Лаврентий давал дочери лекарство, поил водой и с надеждой ждал, что она задержится немного в этом состоянии: с открытыми спокойными серыми глазами, с прозрачной полуулыбкой, с ручками, тянущимися из-под одеяла в поисках ножек. Но Лена быстро возвращалась в мир полёта, сознание её отключалось, лихорадка не проходила. Она не хотела возвращаться, хотя очень любила своих родных, и маму, и папу. Но полет был важнее. Там она жила полной жизнью, была своей – для неба. Она очень любила небо.
Врач, приходивший осмотреть Лену, говорил, что вряд ли она выкарабкается. Нет признаков. Но всё-таки, мало ли что… И не такие выживали. «Вот жена же выздоровела», – обращался он к Лаврентию, показывая на худющую Аграфену, от которой остались только чёрные огромные глаза, как будто лошадиные, с таким же добрым, покорным и глубоким выражением. Глаза и волосы, а они у Груня были густые, тёмно-коричневые и вились, как у африканки, за эти волосы и глаза Лаврентий в своё время и женился на Аграфене. Она ходила беременная Леночкой почти на девятом месяце, а отца у Леночки не было. Аграфена одна бродила по селу, только родители помогали да сестры. Лаврентий же так эту косу полюбил и глаза, что подумал: «Была-не была, такую больше не встречу. А ребенка еще родим вместе». Женился и ни разу не пожалел, потому что лучше Аграфены своей никого и не видел.
После болезни взгляд жены был совсем печальный, но это только с недельку, а потом Груня поднялась и за дело взялась. Пол вымыла в доме, курам корм задала: Лаврентий всё это не успевал, у него ж работа – в управлении, дела всё время, да в поле.
Леночка лежала: жар шёл от нее, как от печки, а сознание было далеко. Однажды сердечко её остановилось. Лаврентий сидел над дочкой, немного засмотрелся в окно на Аграфену, и вдруг услышал звук – будто всхлип. Обернулся, а Леночка завалилась головкой на подушку, приоткрыла ротик и перестала дышать.

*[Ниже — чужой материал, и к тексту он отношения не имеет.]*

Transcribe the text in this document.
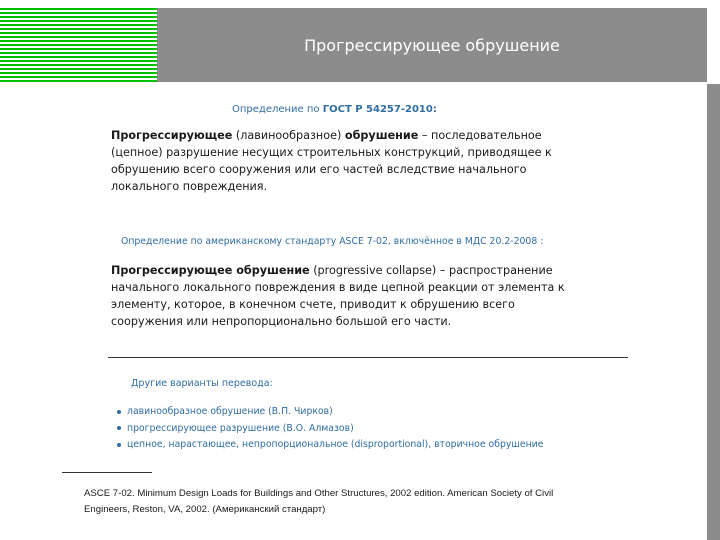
Прогрессирующее обрушение
Определение по ГОСТ Р 54257-2010:
Прогрессирующее (лавинообразное) обрушение – последовательное (цепное) разрушение несущих строительных конструкций, приводящее к обрушению всего сооружения или его частей вследствие начального локального повреждения.
Определение по американскому стандарту ASCE 7-02, включённое в МДС 20.2-2008 :
Прогрессирующее обрушение (progressive collapse) – распространение начального локального повреждения в виде цепной реакции от элемента к элементу, которое, в конечном счете, приводит к обрушению всего сооружения или непропорционально большой его части.
Другие варианты перевода:
лавинообразное обрушение (В.П. Чирков)
прогрессирующее разрушение (В.О. Алмазов)
цепное, нарастающее, непропорциональное (disproportional), вторичное обрушение
ASCE 7-02. Minimum Design Loads for Buildings and Other Structures, 2002 edition. American Society of Civil Engineers, Reston, VA, 2002. (Американский стандарт)
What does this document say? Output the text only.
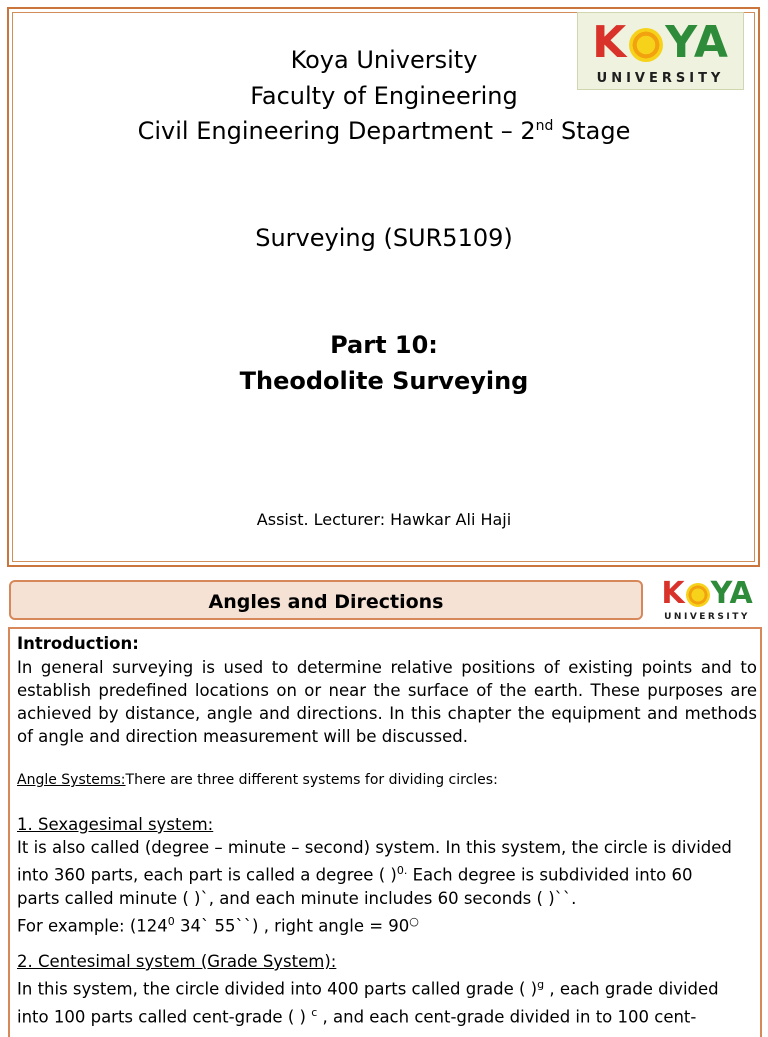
K YA
UNIVERSITY
Koya University
Faculty of Engineering
Civil Engineering Department – 2nd Stage
Surveying (SUR5109)
Part 10:
Theodolite Surveying
Assist. Lecturer: Hawkar Ali Haji
Angles and Directions	K YA
UNIVERSITY
Introduction:
In general surveying is used to determine relative positions of existing points and to establish predefined locations on or near the surface of the earth. These purposes are achieved by distance, angle and directions. In this chapter the equipment and methods of angle and direction measurement will be discussed.
Angle Systems:There are three different systems for dividing circles:
1. Sexagesimal system:
It is also called (degree – minute – second) system. In this system, the circle is divided
into 360 parts, each part is called a degree ( )$^{0.}$ Each degree is subdivided into 60
parts called minute ( )`, and each minute includes 60 seconds ( )``.
For example: ($124^0$ 34` 55``) , right angle = 90○
2. Centesimal system (Grade System):
In this system, the circle divided into 400 parts called grade ( )$^g$ , each grade divided
into 100 parts called cent-grade ( ) $^c$ , and each cent-grade divided in to 100 cent-
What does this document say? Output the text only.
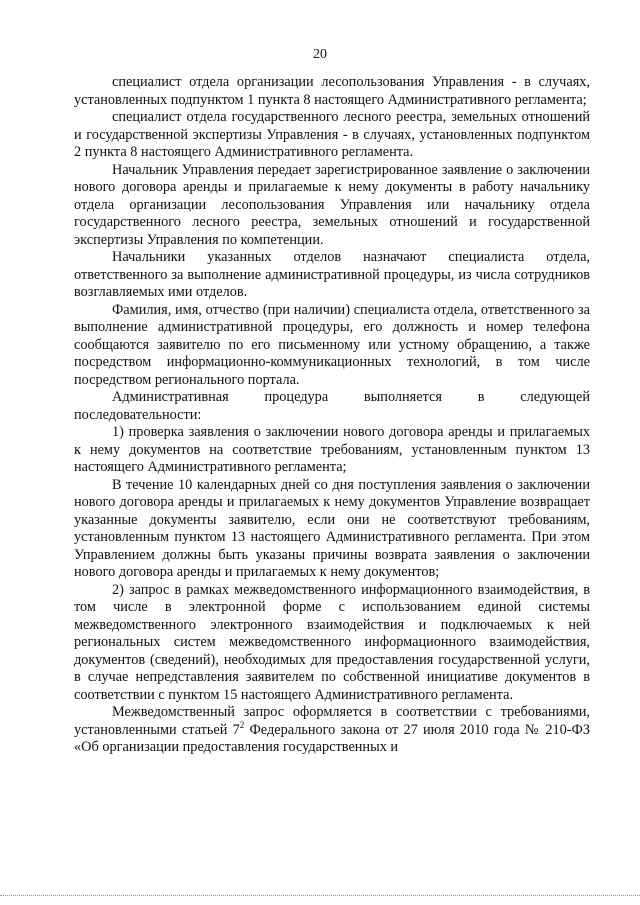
20

специалист отдела организации лесопользования Управления - в случаях, установленных подпунктом 1 пункта 8 настоящего Административного регламента;

специалист отдела государственного лесного реестра, земельных отношений и государственной экспертизы Управления - в случаях, установленных подпунктом 2 пункта 8 настоящего Административного регламента.

Начальник Управления передает зарегистрированное заявление о заключении нового договора аренды и прилагаемые к нему документы в работу начальнику отдела организации лесопользования Управления или начальнику отдела государственного лесного реестра, земельных отношений и государственной экспертизы Управления по компетенции.

Начальники указанных отделов назначают специалиста отдела, ответственного за выполнение административной процедуры, из числа сотрудников возглавляемых ими отделов.

Фамилия, имя, отчество (при наличии) специалиста отдела, ответственного за выполнение административной процедуры, его должность и номер телефона сообщаются заявителю по его письменному или устному обращению, а также посредством информационно-коммуникационных технологий, в том числе посредством регионального портала.

Административная процедура выполняется в следующей последовательности:

1) проверка заявления о заключении нового договора аренды и прилагаемых к нему документов на соответствие требованиям, установленным пунктом 13 настоящего Административного регламента;

В течение 10 календарных дней со дня поступления заявления о заключении нового договора аренды и прилагаемых к нему документов Управление возвращает указанные документы заявителю, если они не соответствуют требованиям, установленным пунктом 13 настоящего Административного регламента. При этом Управлением должны быть указаны причины возврата заявления о заключении нового договора аренды и прилагаемых к нему документов;

2) запрос в рамках межведомственного информационного взаимодействия, в том числе в электронной форме с использованием единой системы межведомственного электронного взаимодействия и подключаемых к ней региональных систем межведомственного информационного взаимодействия, документов (сведений), необходимых для предоставления государственной услуги, в случае непредставления заявителем по собственной инициативе документов в соответствии с пунктом 15 настоящего Административного регламента.

Межведомственный запрос оформляется в соответствии с требованиями, установленными статьей $7^2$ Федерального закона от 27 июля 2010 года № 210-ФЗ «Об организации предоставления государственных и
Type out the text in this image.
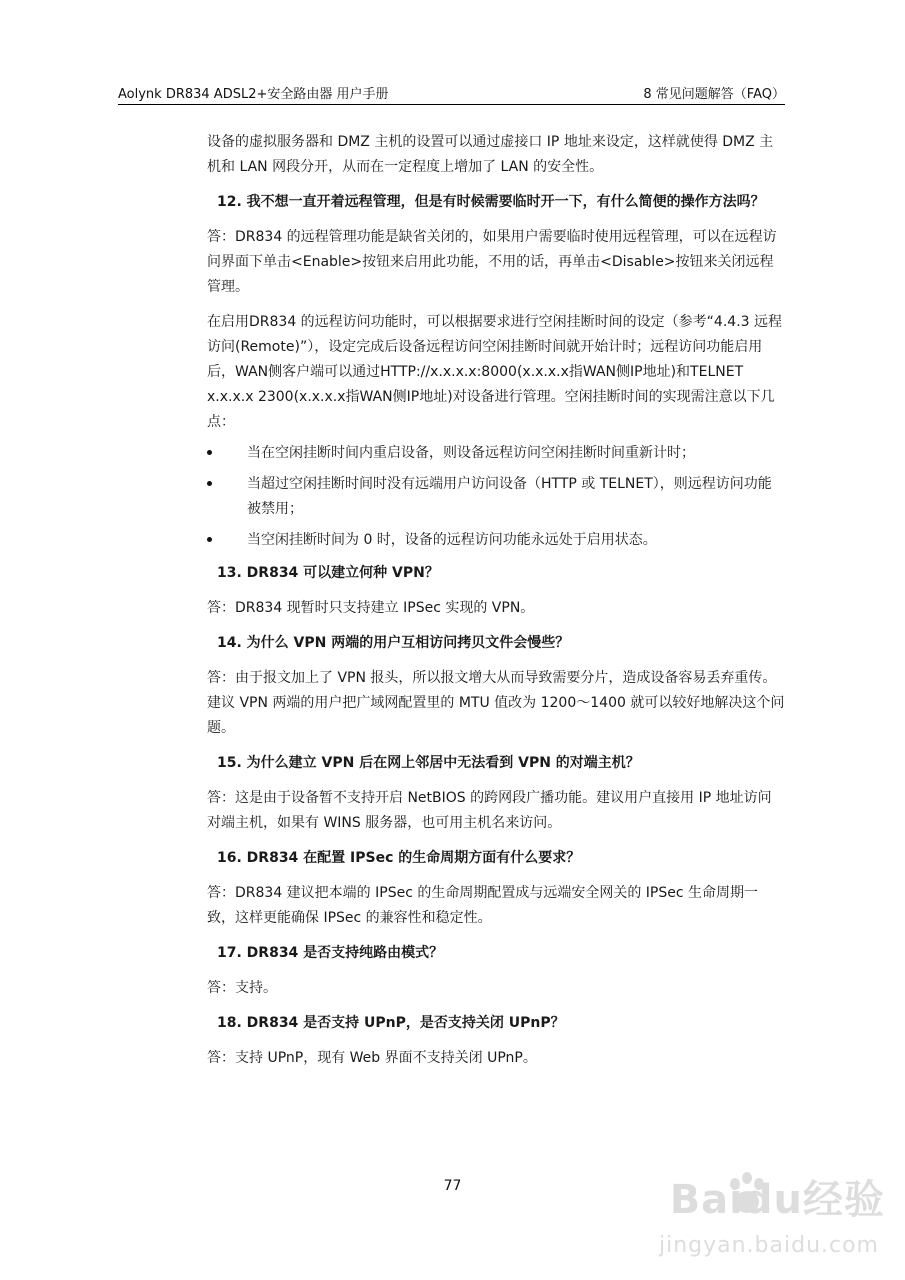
Aolynk DR834 ADSL2+安全路由器 用户手册	8 常见问题解答（FAQ）

设备的虚拟服务器和 DMZ 主机的设置可以通过虚接口 IP 地址来设定，这样就使得 DMZ 主机和 LAN 网段分开，从而在一定程度上增加了 LAN 的安全性。

12. 我不想一直开着远程管理，但是有时候需要临时开一下，有什么简便的操作方法吗？

答：DR834 的远程管理功能是缺省关闭的，如果用户需要临时使用远程管理，可以在远程访问界面下单击<Enable>按钮来启用此功能，不用的话，再单击<Disable>按钮来关闭远程管理。

在启用DR834 的远程访问功能时，可以根据要求进行空闲挂断时间的设定（参考“4.4.3 远程访问(Remote)”），设定完成后设备远程访问空闲挂断时间就开始计时；远程访问功能启用后，WAN侧客户端可以通过HTTP://x.x.x.x:8000(x.x.x.x指WAN侧IP地址)和TELNET x.x.x.x 2300(x.x.x.x指WAN侧IP地址)对设备进行管理。空闲挂断时间的实现需注意以下几点：

当在空闲挂断时间内重启设备，则设备远程访问空闲挂断时间重新计时；
当超过空闲挂断时间时没有远端用户访问设备（HTTP 或 TELNET），则远程访问功能被禁用；
当空闲挂断时间为 0 时，设备的远程访问功能永远处于启用状态。

13. DR834 可以建立何种 VPN？

答：DR834 现暂时只支持建立 IPSec 实现的 VPN。

14. 为什么 VPN 两端的用户互相访问拷贝文件会慢些？

答：由于报文加上了 VPN 报头，所以报文增大从而导致需要分片，造成设备容易丢弃重传。建议 VPN 两端的用户把广域网配置里的 MTU 值改为 1200～1400 就可以较好地解决这个问题。

15. 为什么建立 VPN 后在网上邻居中无法看到 VPN 的对端主机？

答：这是由于设备暂不支持开启 NetBIOS 的跨网段广播功能。建议用户直接用 IP 地址访问对端主机，如果有 WINS 服务器，也可用主机名来访问。

16. DR834 在配置 IPSec 的生命周期方面有什么要求？

答：DR834 建议把本端的 IPSec 的生命周期配置成与远端安全网关的 IPSec 生命周期一致，这样更能确保 IPSec 的兼容性和稳定性。

17. DR834 是否支持纯路由模式？

答：支持。

18. DR834 是否支持 UPnP，是否支持关闭 UPnP？

答：支持 UPnP，现有 Web 界面不支持关闭 UPnP。

77	Baidu经验
jingyan.baidu.com
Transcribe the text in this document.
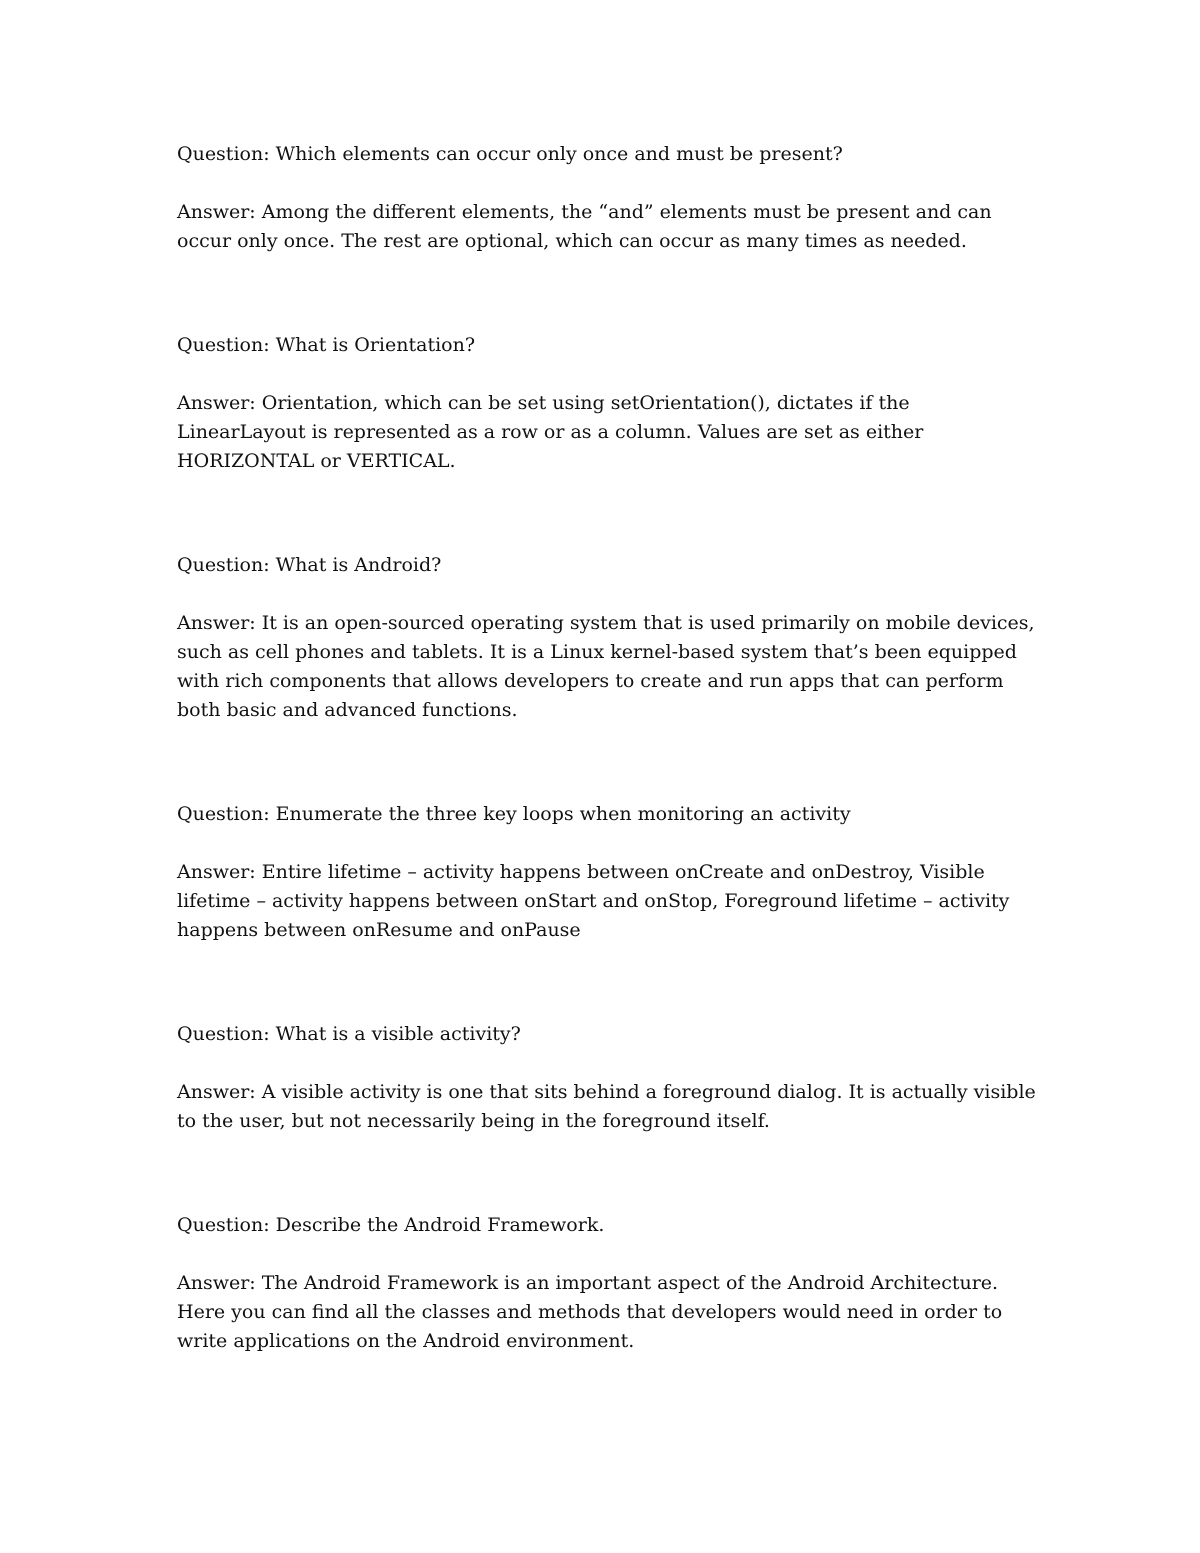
Question: Which elements can occur only once and must be present?

Answer: Among the different elements, the “and” elements must be present and can occur only once. The rest are optional, which can occur as many times as needed.

Question: What is Orientation?

Answer: Orientation, which can be set using setOrientation(), dictates if the LinearLayout is represented as a row or as a column. Values are set as either HORIZONTAL or VERTICAL.

Question: What is Android?

Answer: It is an open-sourced operating system that is used primarily on mobile devices, such as cell phones and tablets. It is a Linux kernel-based system that’s been equipped with rich components that allows developers to create and run apps that can perform both basic and advanced functions.

Question: Enumerate the three key loops when monitoring an activity

Answer: Entire lifetime – activity happens between onCreate and onDestroy, Visible lifetime – activity happens between onStart and onStop, Foreground lifetime – activity happens between onResume and onPause

Question: What is a visible activity?

Answer: A visible activity is one that sits behind a foreground dialog. It is actually visible to the user, but not necessarily being in the foreground itself.

Question: Describe the Android Framework.

Answer: The Android Framework is an important aspect of the Android Architecture. Here you can find all the classes and methods that developers would need in order to write applications on the Android environment.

– Груня, беги сюда, Леночке плохо!
Лаврентий снял простыню с тельца исхудавшей дочери, стал массировать грудную область, подбежала Аграфена, стала делать ей искусственное дыхание. Припала к губам доченьки, задышала. Минуты текли как часы, руки были теплыми, слушали сердечко Леночки, а оно как будто совсем биться перестало.
– Лавр, беги за доктором! – кричала Аграфена.
Лаврентий выбежал из дома и понесся в местный больничный пункт. По дороге он вдруг закричал, сам того не понимая:
– Доктор, доктор, спасите нашу Леночку!
Аграфена оторвала губы от рта дочери, стала разминать область лёгких и сердца и вдруг услышала:
– Ма-ма…
Леночка открыла глаза.
– Мама, я Бога видела.
– Доченька, радость моя, Леночка. Дыши, дыши….
– Мама, он сказал: «Возвращайся».
– Леночка, ты не думай сейчас об этом. Молчи!
В дом ворвались доктор Никифоров и Лаврентий.
– Дышит… – прошептал Лаврентий. – Доченька моя…
– Камфору нужно, – отчеканил Никифоров. – Дай Бог, на поправку пойдет после этого.
На памяти Никифорова это был не первый случай, когда у больных малярией останавливалось дыхание на две-три минуты, а потом они приходили в себя и резко шли на поправку. Кажется, это был тот же случай. Но он пока не был уверен.